The authors concluded that spectral data, along with neural network models, are able to discriminate and assign individuals to a given subpopulation, which could facilitate the implementation and application of population structure studies at a large scale.
The manuscript is interesting.
With a pure academic spirit I suggest the following minor changes:
· 1) Insert a clear and attracting purpose after the introduction.
· 2) Minimize the use of acronyms. Insert a table with them and consider to reviewing figure 1 minimizing the acronyms.
· 3) Insert a brief introduction before the subparagraphs in the methods and in the results.
· 4) Insert the limitations in the discussion
Author Response
With a pure academic spirit I suggest the following minor changes:
1) Insert a clear and attracting purpose after the introduction.
Author’s answer: Thank you for your positive comment. According to the reviewer’s suggestion, we have included this information on lines 108-111.
2) Minimize the use of acronyms. Insert a table with them and consider to reviewing figure 1 minimizing the acronyms.
Author’s answer: Thanks for your remark. We have minimized the acronyms in the manuscript and figure 1.
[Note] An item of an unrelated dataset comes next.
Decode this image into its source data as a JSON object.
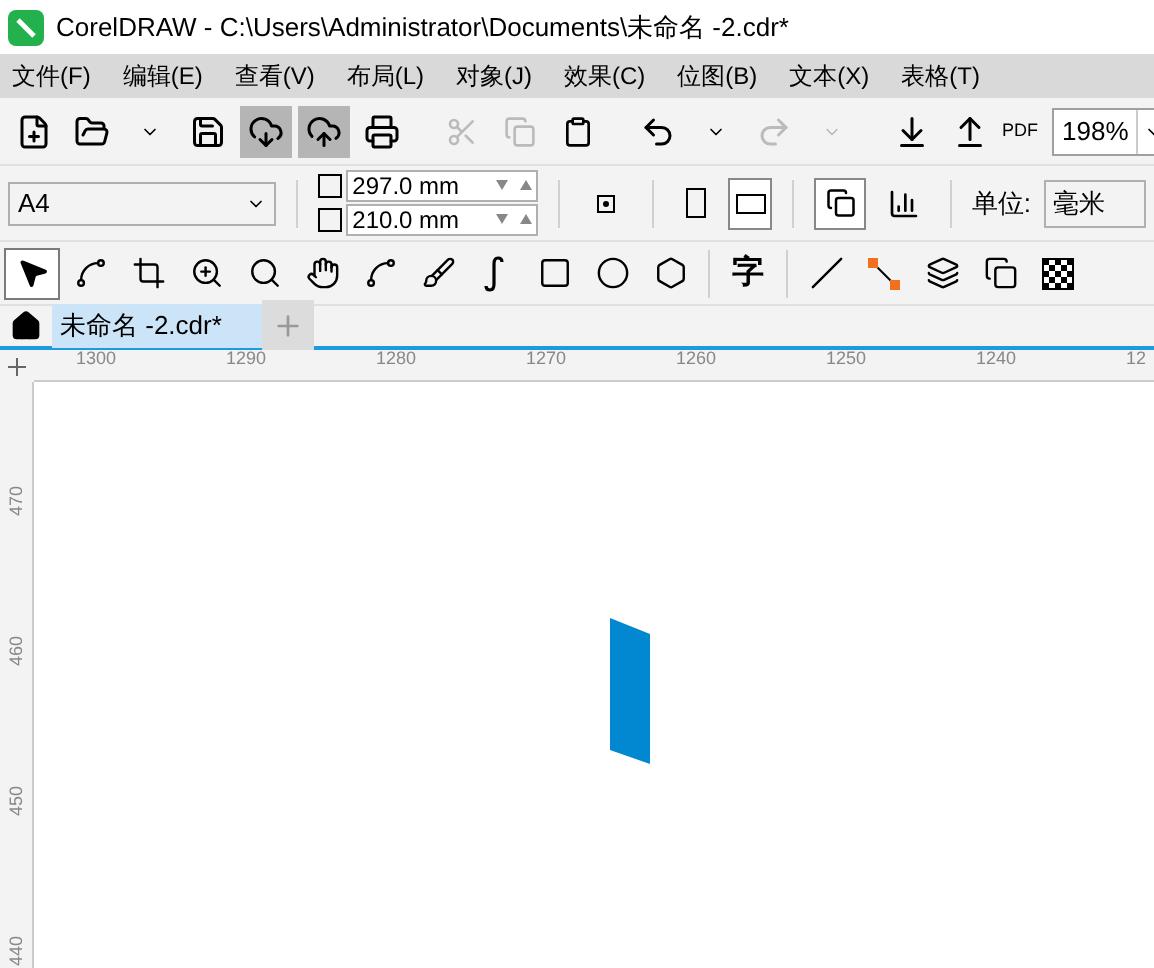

3) Insert a brief introduction before the subparagraphs in the methods and in the results.
Author’s answer: This information was added according to the reviewer’s comment on lines 114-117 and 291-295
4) Insert the limitations in the discussion
Author’s answer: Thanks for your remark. We have included this information on lines 413-428
Round 2
Reviewer 1 Report
All comments from the reviewer have been solved.
This manuscript is a resubmission of an earlier submission. The following is a list of the peer review reports and author responses from that submission.